4.1. Comparison of UNHS Outcomes of Other Newborn Screening Programs

Most newborn screening programs, e.g., genetic/metabolic, involve a blood sample with multiple tests run on the same sample. In these programs, intervention after identification is within the medical system and begins through the primary medical provider. Visual screening and intervention are completed within the medical system. UNHS begins with screening in the neonatal period followed by audiologic follow-through for diagnosis and fitting of amplification technology. However, the primary intervention is within the educational system, initially involves parent education and is followed by direct child intervention within the educational system through 18 years of age.

4.2. Limitations of Existing Evidence and the Review Process

Despite the large amount of literature on UNHS from all across the globe, there are several limitations to the existing literature that limit applicability. First, there is a limited number of controlled studies and the quality of the included studies varied widely as identified by the quality analysis of CASP ratings. There are no randomized controlled trials. This is because it is not ethical to deny the opportunity of early identification of hearing impairment for newborns which will result in life-long consequences. Moreover, the quality analysis identified that many studies did not consider the potential confounders and the long-term outcomes were reported by only a few studies. Additionally, pediatric hearing loss is a low-incidence disability and even with thousands of infants screened, only about two per thousand are identified with hearing loss. Creative ways are needed to perform more controlled studies (e.g., cluster randomization) to strengthen the evidence base in this area.
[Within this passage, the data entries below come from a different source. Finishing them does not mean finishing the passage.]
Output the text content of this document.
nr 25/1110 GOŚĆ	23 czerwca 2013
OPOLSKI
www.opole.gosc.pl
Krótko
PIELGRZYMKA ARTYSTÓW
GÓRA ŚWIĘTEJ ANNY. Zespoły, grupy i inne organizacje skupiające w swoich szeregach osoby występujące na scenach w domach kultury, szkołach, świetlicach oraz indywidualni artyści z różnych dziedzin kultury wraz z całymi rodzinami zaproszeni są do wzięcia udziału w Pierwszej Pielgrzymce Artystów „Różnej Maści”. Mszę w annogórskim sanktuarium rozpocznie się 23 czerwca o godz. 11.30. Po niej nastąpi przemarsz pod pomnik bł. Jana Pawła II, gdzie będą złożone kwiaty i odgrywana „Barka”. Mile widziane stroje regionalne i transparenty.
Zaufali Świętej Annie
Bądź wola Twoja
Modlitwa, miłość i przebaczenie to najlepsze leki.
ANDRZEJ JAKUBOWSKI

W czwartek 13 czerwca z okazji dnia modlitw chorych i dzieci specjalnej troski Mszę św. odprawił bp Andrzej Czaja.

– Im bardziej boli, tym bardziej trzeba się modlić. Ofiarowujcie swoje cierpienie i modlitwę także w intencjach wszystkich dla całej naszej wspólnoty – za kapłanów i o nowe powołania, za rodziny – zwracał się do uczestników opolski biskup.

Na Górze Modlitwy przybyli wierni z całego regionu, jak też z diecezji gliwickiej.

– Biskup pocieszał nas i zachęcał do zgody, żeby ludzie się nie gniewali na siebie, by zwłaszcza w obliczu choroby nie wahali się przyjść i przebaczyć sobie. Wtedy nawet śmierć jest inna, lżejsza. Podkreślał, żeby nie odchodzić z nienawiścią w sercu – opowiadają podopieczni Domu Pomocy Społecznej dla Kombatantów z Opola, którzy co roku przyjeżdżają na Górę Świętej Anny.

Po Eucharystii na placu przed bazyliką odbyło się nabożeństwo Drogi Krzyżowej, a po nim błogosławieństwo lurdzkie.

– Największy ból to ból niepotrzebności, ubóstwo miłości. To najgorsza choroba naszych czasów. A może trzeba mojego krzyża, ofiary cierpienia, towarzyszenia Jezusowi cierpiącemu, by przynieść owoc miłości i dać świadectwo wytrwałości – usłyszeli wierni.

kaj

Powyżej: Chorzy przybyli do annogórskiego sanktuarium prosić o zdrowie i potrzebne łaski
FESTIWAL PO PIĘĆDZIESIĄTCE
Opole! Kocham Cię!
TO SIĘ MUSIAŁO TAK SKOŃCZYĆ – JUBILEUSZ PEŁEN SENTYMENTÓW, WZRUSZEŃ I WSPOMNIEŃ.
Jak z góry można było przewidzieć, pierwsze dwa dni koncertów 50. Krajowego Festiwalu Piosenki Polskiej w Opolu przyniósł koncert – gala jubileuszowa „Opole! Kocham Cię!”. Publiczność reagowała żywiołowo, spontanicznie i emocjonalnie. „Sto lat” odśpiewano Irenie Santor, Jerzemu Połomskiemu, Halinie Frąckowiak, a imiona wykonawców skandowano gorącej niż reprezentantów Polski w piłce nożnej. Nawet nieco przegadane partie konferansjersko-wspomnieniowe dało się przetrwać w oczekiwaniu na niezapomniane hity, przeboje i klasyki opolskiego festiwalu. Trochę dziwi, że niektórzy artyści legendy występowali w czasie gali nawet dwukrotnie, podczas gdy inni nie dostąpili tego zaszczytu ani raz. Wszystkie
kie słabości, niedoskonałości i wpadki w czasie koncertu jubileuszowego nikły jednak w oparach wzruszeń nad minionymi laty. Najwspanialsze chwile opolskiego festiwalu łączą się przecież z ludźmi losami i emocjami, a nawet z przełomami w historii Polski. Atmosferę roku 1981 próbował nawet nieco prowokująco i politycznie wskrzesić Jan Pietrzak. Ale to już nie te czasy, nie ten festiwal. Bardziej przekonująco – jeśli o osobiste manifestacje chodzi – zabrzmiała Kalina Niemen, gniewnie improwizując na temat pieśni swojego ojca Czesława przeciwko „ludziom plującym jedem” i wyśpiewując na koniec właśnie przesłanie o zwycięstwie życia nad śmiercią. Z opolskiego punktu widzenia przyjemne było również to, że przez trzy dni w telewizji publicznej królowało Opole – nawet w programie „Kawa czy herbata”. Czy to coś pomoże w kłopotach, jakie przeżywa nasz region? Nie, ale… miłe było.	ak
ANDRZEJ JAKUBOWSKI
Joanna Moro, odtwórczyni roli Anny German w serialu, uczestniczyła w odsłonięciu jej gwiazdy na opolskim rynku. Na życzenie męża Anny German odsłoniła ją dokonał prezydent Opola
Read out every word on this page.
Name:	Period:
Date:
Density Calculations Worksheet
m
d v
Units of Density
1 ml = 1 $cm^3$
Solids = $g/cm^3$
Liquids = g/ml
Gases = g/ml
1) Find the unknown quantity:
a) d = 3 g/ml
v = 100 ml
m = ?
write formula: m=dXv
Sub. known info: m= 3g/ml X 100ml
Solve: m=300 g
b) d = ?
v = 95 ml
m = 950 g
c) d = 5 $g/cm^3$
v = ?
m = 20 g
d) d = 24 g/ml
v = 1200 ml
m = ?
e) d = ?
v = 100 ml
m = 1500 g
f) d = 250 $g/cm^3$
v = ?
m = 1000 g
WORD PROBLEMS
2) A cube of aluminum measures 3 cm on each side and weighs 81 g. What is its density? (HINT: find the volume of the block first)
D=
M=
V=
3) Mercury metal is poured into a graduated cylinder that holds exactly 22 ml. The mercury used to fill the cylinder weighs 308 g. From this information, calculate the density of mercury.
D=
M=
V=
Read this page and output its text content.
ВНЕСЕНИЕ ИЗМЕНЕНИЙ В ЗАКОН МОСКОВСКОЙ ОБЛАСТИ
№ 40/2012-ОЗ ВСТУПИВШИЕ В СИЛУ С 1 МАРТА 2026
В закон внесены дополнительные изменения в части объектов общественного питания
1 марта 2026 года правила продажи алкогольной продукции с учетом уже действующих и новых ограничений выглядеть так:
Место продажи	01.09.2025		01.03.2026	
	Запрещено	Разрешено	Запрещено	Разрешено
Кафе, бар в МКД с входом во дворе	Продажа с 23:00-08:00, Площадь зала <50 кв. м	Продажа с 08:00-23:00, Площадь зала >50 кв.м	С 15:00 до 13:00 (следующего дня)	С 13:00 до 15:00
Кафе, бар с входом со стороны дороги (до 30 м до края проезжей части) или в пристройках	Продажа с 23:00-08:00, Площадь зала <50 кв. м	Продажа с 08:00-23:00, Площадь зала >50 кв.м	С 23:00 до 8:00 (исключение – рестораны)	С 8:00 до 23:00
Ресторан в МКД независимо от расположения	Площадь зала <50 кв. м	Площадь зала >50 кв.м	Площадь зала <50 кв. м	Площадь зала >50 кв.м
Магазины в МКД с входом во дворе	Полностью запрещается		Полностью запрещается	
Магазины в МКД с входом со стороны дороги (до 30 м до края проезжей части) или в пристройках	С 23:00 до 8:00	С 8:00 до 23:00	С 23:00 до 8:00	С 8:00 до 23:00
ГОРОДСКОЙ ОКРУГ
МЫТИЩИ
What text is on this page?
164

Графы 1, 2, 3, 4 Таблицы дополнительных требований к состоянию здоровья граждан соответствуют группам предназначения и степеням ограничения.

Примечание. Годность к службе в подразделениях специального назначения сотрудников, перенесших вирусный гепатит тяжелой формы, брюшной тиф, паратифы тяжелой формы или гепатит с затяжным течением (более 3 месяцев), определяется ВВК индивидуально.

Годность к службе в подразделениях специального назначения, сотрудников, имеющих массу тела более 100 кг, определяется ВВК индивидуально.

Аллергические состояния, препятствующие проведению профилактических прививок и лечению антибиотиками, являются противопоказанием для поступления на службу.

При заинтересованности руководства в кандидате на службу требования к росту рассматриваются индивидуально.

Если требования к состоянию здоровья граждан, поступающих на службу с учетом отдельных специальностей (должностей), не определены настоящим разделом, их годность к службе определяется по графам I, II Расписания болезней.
Second, the choice of outcome measure as well as the reporting of outcomes varied widely across the studies. Expert consensus is needed to agree on key outcomes that should be measured and reported when performing UNHS. In addition, researchers should use a standard reporting format (e.g., EQUATOR network guidelines [54]) to ensure that as many details about the study findings are provided when publishing scientific findings in this area. Finally, most of the studies from LMIC countries did not have a control group and hence did not meet the eligibility criteria for this review. More work is needed to develop high quality studies from LMIC as the context could play an important role in the outcomes of UNHS.

The current review was much broader in focus compared to other reviews pertaining to UNHS [1,2]. This was necessary to answer the questions raised by the GDG committee of the WHO when making policy recommendations. However, this broad nature of review did not allow us to do an in-depth analysis of the included studies. Moreover, the heterogeneity of studies in terms of study design as well as outcomes reporting did not allow us to perform a quantitative synthesis of included studies.